Theresa May is set to urge the EU to drop its intransigence over changes to the proposed Withdrawal Agreement with the EU — as Chancellor Philip “Remainer Phil” Hammond warns Leave supporters that rejecting the deal may lead to an even weaker form of Brexit.
The Prime Minister’s proposed Brexit deal does not actually finalise a future partnership with the European Union, but merely buys her government a “transition” period in which the United Kingdom will essentially remain a non-voting EU member-state at the cost of an estimated £39 billion.
Most contentiously, the deal envisions a fallback “backstop” relationship if a deal is not secured by the end of this transition and an extension to it is not agreed, which would see the EU effectively annex the British province of Northern Ireland for customs purposes and the mainland Great Britain incorporated into an EU-controlled “single customs territory” — which it could not leave without the EU’s permission.
The Government has been seeking concessions on the backstop since MPs heavily rejected the deal some weeks ago, but the EU is so far refusing the make concessions — prompting Mrs May to plea for compromise ahead of a second parliamentary vote on March 12th.
“Just as MPs will face a big choice next week, the EU has to make a choice too. We are both participants in this process,” she will say at a speech in Grimsby on Friday.
“It is in the European interest for the UK to leave with a deal. We are working with them but the decisions that the European Union makes over the next few days will have a big impact on the outcome of the vote.”
Meanwhile, however, the ad hoc leader of the anti-Brexiteers in Cabinet, Chancellor of the Exchequer Philip Hammond, is warning Brexiteer MPs that if they do not swing behind the Prime Minister’s deal they will likey be presented with an even weaker form of Brexit, of the sort favoured by the left-wing opposition parties which have largely ceased making any pretence of respecting the people’s vote to Leave the European Union in 2016.

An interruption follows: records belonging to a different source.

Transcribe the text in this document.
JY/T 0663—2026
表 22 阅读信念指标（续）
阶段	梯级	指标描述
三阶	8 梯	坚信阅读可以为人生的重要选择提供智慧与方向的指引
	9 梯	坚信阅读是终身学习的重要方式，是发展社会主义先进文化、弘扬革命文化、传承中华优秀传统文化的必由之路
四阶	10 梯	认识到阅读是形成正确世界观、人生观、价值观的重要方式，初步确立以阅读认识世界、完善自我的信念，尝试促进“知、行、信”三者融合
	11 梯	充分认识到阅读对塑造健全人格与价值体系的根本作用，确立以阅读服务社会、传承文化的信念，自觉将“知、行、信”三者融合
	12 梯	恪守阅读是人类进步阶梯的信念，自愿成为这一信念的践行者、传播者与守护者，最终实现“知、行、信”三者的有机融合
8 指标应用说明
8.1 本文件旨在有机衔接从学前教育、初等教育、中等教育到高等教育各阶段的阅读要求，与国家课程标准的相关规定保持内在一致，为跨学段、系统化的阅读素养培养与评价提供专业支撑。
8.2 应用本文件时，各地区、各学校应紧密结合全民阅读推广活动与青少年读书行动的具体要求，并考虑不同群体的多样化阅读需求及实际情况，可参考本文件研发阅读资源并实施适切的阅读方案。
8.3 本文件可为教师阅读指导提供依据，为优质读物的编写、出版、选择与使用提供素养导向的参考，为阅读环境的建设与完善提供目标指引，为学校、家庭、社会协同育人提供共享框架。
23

“I hope [Attorney-General Geoffrey Cox and Brexit Secretary Stephen Barclay] will come back with an offer that my colleagues on the Brexit wing of the party will consider very, very carefully in the context of the real situation that we are in,” Hammond warned — rather implying that he and possibly the Government large were not Brexit supporters themselves, despite standing on a Brexit manifesto in 2017.

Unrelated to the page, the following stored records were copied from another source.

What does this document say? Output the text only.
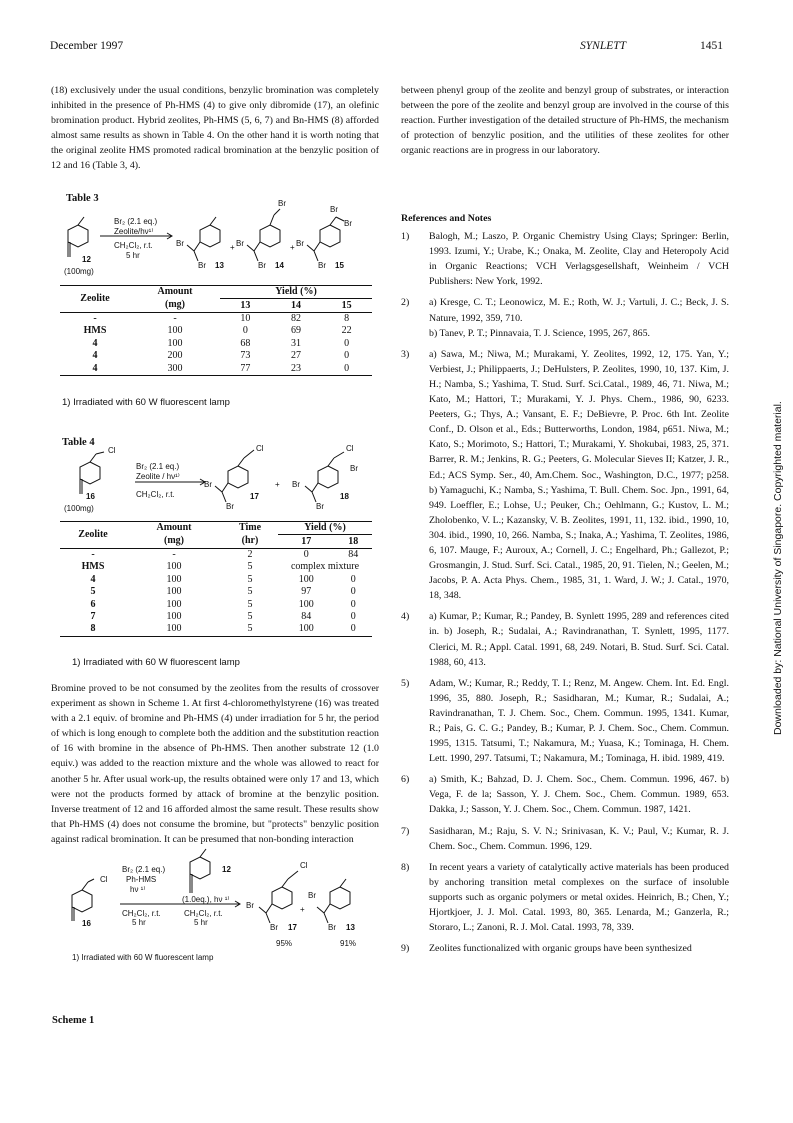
December 1997	SYNLETT	1451
(18) exclusively under the usual conditions, benzylic bromination was completely inhibited in the presence of Ph-HMS (4) to give only dibromide (17), an olefinic bromination product. Hybrid zeolites, Ph-HMS (5, 6, 7) and Bn-HMS (8) afforded almost same results as shown in Table 4. On the other hand it is worth noting that the original zeolite HMS promoted radical bromination at the benzylic position of 12 and 16 (Table 3, 4).
Table 3
Br₂ (2.1 eq.)
Zeolite/hν¹⁾
CH₂Cl₂, r.t.
5 hr
12
(100mg)
Br
Br 13
+ Br
Br
Br
14
+ Br
Br
Br
Br
15
Zeolite	Amount	Yield (%)		
	(mg)	13	14	15
-	-	10	82	8
HMS	100	0	69	22
4	100	68	31	0
4	200	73	27	0
4	300	77	23	0
1) Irradiated with 60 W fluorescent lamp
Table 4
Cl
Br₂ (2.1 eq.)
Zeolite / hν¹⁾
CH₂Cl₂, r.t.
16
(100mg)
Br
Br
Cl
17
+ Br
Br
Cl
Br
18
Zeolite	Amount	Time	Yield (%)	
	(mg)	(hr)	17	18
-	-	2	0	84
HMS	100	5	complex mixture	
4	100	5	100	0
5	100	5	97	0
6	100	5	100	0
7	100	5	84	0
8	100	5	100	0
1) Irradiated with 60 W fluorescent lamp
Bromine proved to be not consumed by the zeolites from the results of crossover experiment as shown in Scheme 1. At first 4-chloromethylstyrene (16) was treated with a 2.1 equiv. of bromine and Ph-HMS (4) under irradiation for 5 hr, the period of which is long enough to complete both the addition and the substitution reaction of 16 with bromine in the absence of Ph-HMS. Then another substrate 12 (1.0 equiv.) was added to the reaction mixture and the whole was allowed to react for another 5 hr. After usual work-up, the results obtained were only 17 and 13, which were not the products formed by attack of bromine at the benzylic position. Inverse treatment of 12 and 16 afforded almost the same result. These results show that Ph-HMS (4) does not consume the bromine, but "protects" benzylic position against radical bromination. It can be presumed that non-bonding interaction
Cl
Br₂ (2.1 eq.)
Ph-HMS
hν ¹⁾
CH₂Cl₂, r.t.
5 hr
12
(1.0eq.), hν ¹⁾
CH₂Cl₂, r.t.
5 hr
16
Br
Br
Cl
17
+
Br
Br 13
95%	91%
1) Irradiated with 60 W fluorescent lamp
Scheme 1
between phenyl group of the zeolite and benzyl group of substrates, or interaction between the pore of the zeolite and benzyl group are involved in the course of this reaction. Further investigation of the detailed structure of Ph-HMS, the mechanism of protection of benzylic position, and the utilities of these zeolites for other organic reactions are in progress in our laboratory.
References and Notes
1)	Balogh, M.; Laszo, P. Organic Chemistry Using Clays; Springer: Berlin, 1993. Izumi, Y.; Urabe, K.; Onaka, M. Zeolite, Clay and Heteropoly Acid in Organic Reactions; VCH Verlagsgesellshaft, Weinheim / VCH Publishers: New York, 1992.
2)	a) Kresge, C. T.; Leonowicz, M. E.; Roth, W. J.; Vartuli, J. C.; Beck, J. S. Nature, 1992, 359, 710.
b) Tanev, P. T.; Pinnavaia, T. J. Science, 1995, 267, 865.
3)	a) Sawa, M.; Niwa, M.; Murakami, Y. Zeolites, 1992, 12, 175. Yan, Y.; Verbiest, J.; Philippaerts, J.; DeHulsters, P. Zeolites, 1990, 10, 137. Kim, J. H.; Namba, S.; Yashima, T. Stud. Surf. Sci.Catal., 1989, 46, 71. Niwa, M.; Kato, M.; Hattori, T.; Murakami, Y. J. Phys. Chem., 1986, 90, 6233. Peeters, G.; Thys, A.; Vansant, E. F.; DeBievre, P. Proc. 6th Int. Zeolite Conf., D. Olson et al., Eds.; Butterworths, London, 1984, p651. Niwa, M.; Kato, S.; Morimoto, S.; Hattori, T.; Murakami, Y. Shokubai, 1983, 25, 371. Barrer, R. M.; Jenkins, R. G.; Peeters, G. Molecular Sieves II; Katzer, J. R., Ed.; ACS Symp. Ser., 40, Am.Chem. Soc., Washington, D.C., 1977; p258. b) Yamaguchi, K.; Namba, S.; Yashima, T. Bull. Chem. Soc. Jpn., 1991, 64, 949. Loeffler, E.; Lohse, U.; Peuker, Ch.; Oehlmann, G.; Kustov, L. M.; Zholobenko, V. L.; Kazansky, V. B. Zeolites, 1991, 11, 132. ibid., 1990, 10, 304. ibid., 1990, 10, 266. Namba, S.; Inaka, A.; Yashima, T. Zeolites, 1986, 6, 107. Mauge, F.; Auroux, A.; Cornell, J. C.; Engelhard, Ph.; Gallezot, P.; Grosmangin, J. Stud. Surf. Sci. Catal., 1985, 20, 91. Tielen, N.; Geelen, M.; Jacobs, P. A. Acta Phys. Chem., 1985, 31, 1. Ward, J. W.; J. Catal., 1970, 18, 348.
4)	a) Kumar, P.; Kumar, R.; Pandey, B. Synlett 1995, 289 and references cited in. b) Joseph, R.; Sudalai, A.; Ravindranathan, T. Synlett, 1995, 1177. Clerici, M. R.; Appl. Catal. 1991, 68, 249. Notari, B. Stud. Surf. Sci. Catal. 1988, 60, 413.
5)	Adam, W.; Kumar, R.; Reddy, T. I.; Renz, M. Angew. Chem. Int. Ed. Engl. 1996, 35, 880. Joseph, R.; Sasidharan, M.; Kumar, R.; Sudalai, A.; Ravindranathan, T. J. Chem. Soc., Chem. Commun. 1995, 1341. Kumar, R.; Pais, G. C. G.; Pandey, B.; Kumar, P. J. Chem. Soc., Chem. Commun. 1995, 1315. Tatsumi, T.; Nakamura, M.; Yuasa, K.; Tominaga, H. Chem. Lett. 1990, 297. Tatsumi, T.; Nakamura, M.; Tominaga, H. ibid. 1989, 419.
6)	a) Smith, K.; Bahzad, D. J. Chem. Soc., Chem. Commun. 1996, 467. b) Vega, F. de la; Sasson, Y. J. Chem. Soc., Chem. Commun. 1989, 653. Dakka, J.; Sasson, Y. J. Chem. Soc., Chem. Commun. 1987, 1421.
7)	Sasidharan, M.; Raju, S. V. N.; Srinivasan, K. V.; Paul, V.; Kumar, R. J. Chem. Soc., Chem. Commun. 1996, 129.
8)	In recent years a variety of catalytically active materials has been produced by anchoring transition metal complexes on the surface of insoluble supports such as organic polymers or metal oxides. Heinrich, B.; Chen, Y.; Hjortkjoer, J. J. Mol. Catal. 1993, 80, 365. Lenarda, M.; Ganzerla, R.; Storaro, L.; Zanoni, R. J. Mol. Catal. 1993, 78, 339.
9)	Zeolites functionalized with organic groups have been synthesized
Downloaded by: National University of Singapore. Copyrighted material.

“The Labour party has been talking for a long time about the idea of a customs union grafted onto the PM’s deal. Those of my colleagues who feel very strongly against that proposal need to think very hard about the implications of voting against the Prime Minister’s deal next Tuesday, because we will then be in unknown territory where a consensus will have to be forged across the House of Commons and that will inevitably mean compromises being made,” he added.

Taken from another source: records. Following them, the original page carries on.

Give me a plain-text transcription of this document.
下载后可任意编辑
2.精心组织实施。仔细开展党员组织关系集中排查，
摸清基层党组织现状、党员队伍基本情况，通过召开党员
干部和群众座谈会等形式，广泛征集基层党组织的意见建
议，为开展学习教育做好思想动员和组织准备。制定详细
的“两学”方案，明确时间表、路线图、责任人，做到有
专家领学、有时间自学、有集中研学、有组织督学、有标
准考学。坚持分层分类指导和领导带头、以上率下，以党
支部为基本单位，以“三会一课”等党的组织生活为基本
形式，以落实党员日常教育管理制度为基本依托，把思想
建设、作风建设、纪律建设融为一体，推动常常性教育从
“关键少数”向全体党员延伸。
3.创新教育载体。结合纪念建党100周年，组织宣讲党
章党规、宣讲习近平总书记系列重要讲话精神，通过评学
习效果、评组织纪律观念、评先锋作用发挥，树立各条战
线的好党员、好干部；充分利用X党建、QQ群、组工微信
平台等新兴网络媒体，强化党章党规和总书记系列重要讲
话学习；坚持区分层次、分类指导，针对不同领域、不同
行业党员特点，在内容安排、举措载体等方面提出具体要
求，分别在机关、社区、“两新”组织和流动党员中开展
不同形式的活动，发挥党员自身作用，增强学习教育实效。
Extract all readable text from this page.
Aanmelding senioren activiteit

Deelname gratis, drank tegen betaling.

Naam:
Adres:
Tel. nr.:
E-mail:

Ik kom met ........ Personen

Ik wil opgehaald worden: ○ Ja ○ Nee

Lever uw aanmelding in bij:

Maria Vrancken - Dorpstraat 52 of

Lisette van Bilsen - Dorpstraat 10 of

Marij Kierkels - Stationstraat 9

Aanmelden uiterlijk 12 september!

The clear implication is that if Brexiteers vote down the deal, seen by most as not delivering a “real” Brexit given the huge swathes of policy it would leave the EU in control of, the alternative would not be a clean break with the bloc, but a new deal tying the United Kingdom to it even closer.
Many parliamentarians are now unwilling to countenance even an ultra-soft Brexit of the sort the Chancellor is describing, however, with a growing number of MPs backing Remain diehards’ demands to re-run the 2016 referendum.